Um bancário paranaense decidiu abandonar a profissão para realizar o sonho de virar palhaço e viajar com o circo. Gilmar Pedro Querubim, de 55 anos, resolveu largar o trabalho que havia possibilitado estabilidade financeira, durante seis anos, para o que fazer realmente amava e ‘fugir’ com os amigos de picadeiro.

Natural do Paraná, Querubim, agora conhecido como palhaço ‘Pingolé’, tem viajado por várias cidades e estados com os companheiros de trabalho do ‘Circo Spacial’. Ele conversou conosco durante uma passagem por Santos, no litoral de São Paulo.

“Tudo começou quando eu fui conhecer o circo que estava na minha cidade e assisti uma apresentação de palhaços. Acabei ficando encantado e resolvi que era a hora de mudar a minha vida”, explica Querubim.

Dois anos depois de ter visitado o circo, ele recebeu o convite para trabalhar como secretário do local. Mesmo trabalhando no banco, Querubim resolveu aceitar a oportunidade. Ele conta que, nesta época, passou por alguns dias de experiência para saber se aceitaria a nova oportunidade.

“Lembro que me deram 30 dias de experiência para me adaptar ao circo. Acabei ficando cinco meses e estou trabalhando como palhaço até os dias de hoje”, conta.

A experiência no palco e com o público aconteceu quando um dos palhaços da casa precisou se afastar e Gilmar recebeu a grande chance de fazer os números. Mesmo não sendo de família tradicional de circo, ele não desistiu de seguir e conquistar o que mais queria. “No começo os meus pais diziam que eu era louco. Como eu podia deixar de ser bancário para me transformar em um palhaço?”, questiona.

Depois de algum tempo, ele recebeu a oportunidade de ser o palhaço principal do circo. No começo da sua carreira, as apresentações eram feitas com um parceiro. “Lembro que no meu primeiro dia de atração esqueceram de passar o talco para fixar a minha maquiagem. Eu entrei com o rosto todo borrado”, relembra Gilmar.

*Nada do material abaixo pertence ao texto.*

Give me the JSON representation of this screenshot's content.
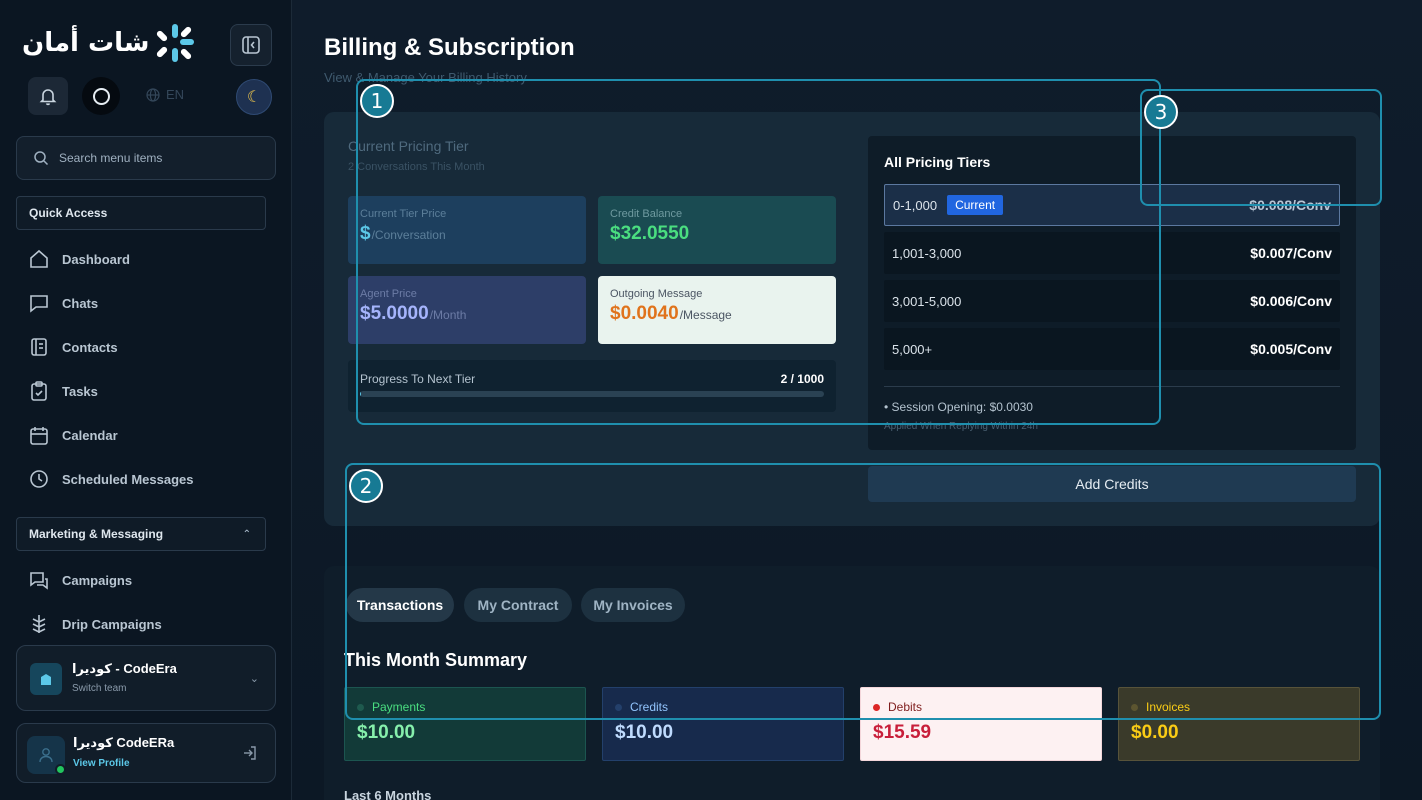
{
  "app": {
    "logo_text": "شات أمان",
    "language": "EN"
  },
  "sidebar": {
    "search_placeholder": "Search menu items",
    "quick_access": "Quick Access",
    "items": [
      {
        "label": "Dashboard",
        "icon": "home-icon"
      },
      {
        "label": "Chats",
        "icon": "chat-icon"
      },
      {
        "label": "Contacts",
        "icon": "contacts-icon"
      },
      {
        "label": "Tasks",
        "icon": "clipboard-icon"
      },
      {
        "label": "Calendar",
        "icon": "calendar-icon"
      },
      {
        "label": "Scheduled Messages",
        "icon": "clock-icon"
      }
    ],
    "marketing_section": "Marketing & Messaging",
    "marketing_items": [
      {
        "label": "Campaigns",
        "icon": "campaigns-icon"
      },
      {
        "label": "Drip Campaigns",
        "icon": "drip-icon"
      }
    ],
    "team": {
      "name": "كوديرا - CodeEra",
      "sub": "Switch team"
    },
    "profile": {
      "name": "كوديرا CodeERa",
      "link": "View Profile"
    }
  },
  "page": {
    "title": "Billing & Subscription",
    "subtitle": "View & Manage Your Billing History"
  },
  "billing": {
    "tier_title": "Current Pricing Tier",
    "tier_sub": "2 Conversations This Month",
    "tier_price": {
      "label": "Current Tier Price",
      "value": "$",
      "unit": "/Conversation"
    },
    "credit_balance": {
      "label": "Credit Balance",
      "value": "$32.0550"
    },
    "agent_price": {
      "label": "Agent Price",
      "value": "$5.0000",
      "unit": "/Month"
    },
    "outgoing": {
      "label": "Outgoing Message",
      "value": "$0.0040",
      "unit": "/Message"
    },
    "progress": {
      "label": "Progress To Next Tier",
      "count": "2 / 1000",
      "fraction": 0.002
    },
    "add_credits": "Add Credits"
  },
  "tiers": {
    "title": "All Pricing Tiers",
    "current_badge": "Current",
    "rows": [
      {
        "range": "0-1,000",
        "price": "$0.008/Conv",
        "current": true
      },
      {
        "range": "1,001-3,000",
        "price": "$0.007/Conv",
        "current": false
      },
      {
        "range": "3,001-5,000",
        "price": "$0.006/Conv",
        "current": false
      },
      {
        "range": "5,000+",
        "price": "$0.005/Conv",
        "current": false
      }
    ],
    "session_line": "• Session Opening: $0.0030",
    "session_note": "Applied When Replying Within 24h"
  },
  "tabs": [
    "Transactions",
    "My Contract",
    "My Invoices"
  ],
  "summary": {
    "title": "This Month Summary",
    "cards": [
      {
        "label": "Payments",
        "value": "$10.00"
      },
      {
        "label": "Credits",
        "value": "$10.00"
      },
      {
        "label": "Debits",
        "value": "$15.59"
      },
      {
        "label": "Invoices",
        "value": "$0.00"
      }
    ],
    "last_months": "Last 6 Months"
  },
  "annotations": [
    "1",
    "2",
    "3"
  ],
  "colors": {
    "accent": "#5cc8e8",
    "annotation": "#1f8fae",
    "credit_green": "#4ade80",
    "agent_purple": "#a5b4fc",
    "outgoing_orange": "#e0731c",
    "debit_red": "#c81e3a",
    "invoice_yellow": "#facc15"
  }
}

O palhaço já conquistou diversos troféus com as suas apresentações e vive atualmente viajando o mundo junto com seus amigos de profissão. “Além de fazer o que eu mais gosto eu vivo conhecendos lugares novos. Já conheci várias cidades do Brasil”, ressalta.

Todos os dias, o ex-bancário vive uma experiência única. Ele acredita que a profissão que escolheu não é para qualquer um. “Sempre digo que tenho uma missão na Terra. Um destino a seguir. Eu sei que consigo despertar o riso nas pessoas. O melhor do meu trabalho é fazer tudo com amor e, no final, ganhar a alegria do público”, finaliza.